The richly decorated gowns worn by wealthy Georgian women were often adorned with an "eschelle stomacher" (a fancy corset designed to be worn in public and adorned with bows of decreasing size) above the waistline and an embroidered and trimmed petticoat below. Ladies' skirts were supported by wide hoops made of cane or rattan, and sometimes laid over quilted under-petticoats. Under the hoops and corset, ladies wore "shifts" (knee-length undergarments with elbow-length sleeves adorned with a froth of lace).

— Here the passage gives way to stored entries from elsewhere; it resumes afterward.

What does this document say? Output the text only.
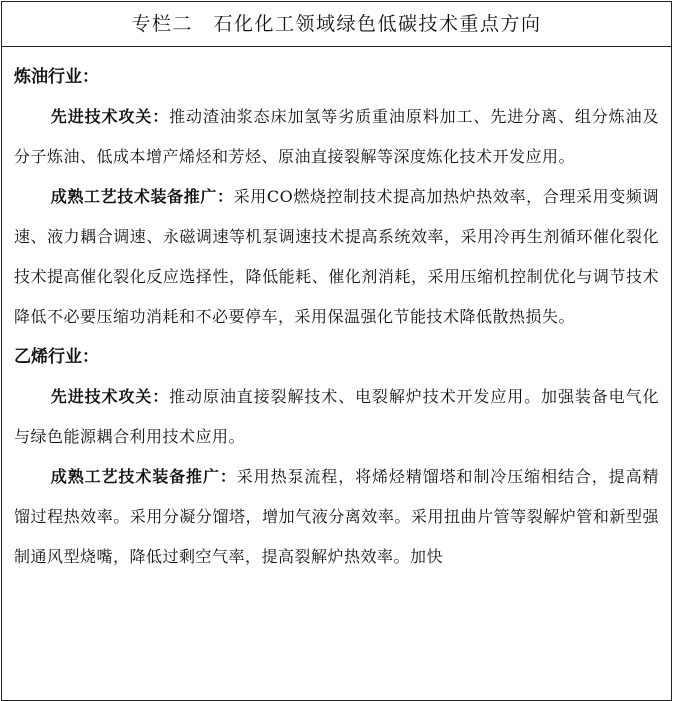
专栏二　石化化工领域绿色低碳技术重点方向
炼油行业：

先进技术攻关：推动渣油浆态床加氢等劣质重油原料加工、先进分离、组分炼油及分子炼油、低成本增产烯烃和芳烃、原油直接裂解等深度炼化技术开发应用。

成熟工艺技术装备推广：采用CO燃烧控制技术提高加热炉热效率，合理采用变频调速、液力耦合调速、永磁调速等机泵调速技术提高系统效率，采用冷再生剂循环催化裂化技术提高催化裂化反应选择性，降低能耗、催化剂消耗，采用压缩机控制优化与调节技术降低不必要压缩功消耗和不必要停车，采用保温强化节能技术降低散热损失。

乙烯行业：

先进技术攻关：推动原油直接裂解技术、电裂解炉技术开发应用。加强装备电气化与绿色能源耦合利用技术应用。

成熟工艺技术装备推广：采用热泵流程，将烯烃精馏塔和制冷压缩相结合，提高精馏过程热效率。采用分凝分馏塔，增加气液分离效率。采用扭曲片管等裂解炉管和新型强制通风型烧嘴，降低过剩空气率，提高裂解炉热效率。加快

Men suits were made from rich velvets, silks and satins, and decorated with braid, embroidery, and buttons of gold, silver, and jewels. A gentleman's suit consisted of a long and flared coat, sleeveless waistcoast, shirt adorned with lace ruffles at the wrists and neck, and knee breeches. Men also wore silk stockings with embroidered designs at the ankles and high-heeled shoes.
Men also wore wigs for formal occasions. In addition to powdering hair, fashionable men of the period applied makeup (pale powder, rouge, and lip color), as well as carried fans and embroidered silk handkerchiefs drenched with perfume.
A time for transition in fashion styles.
England moved swiftly from the artisan/cottage industry firmly into the industrial revolution and the fringes of the Victorian age and Edwardian eras that were to follow.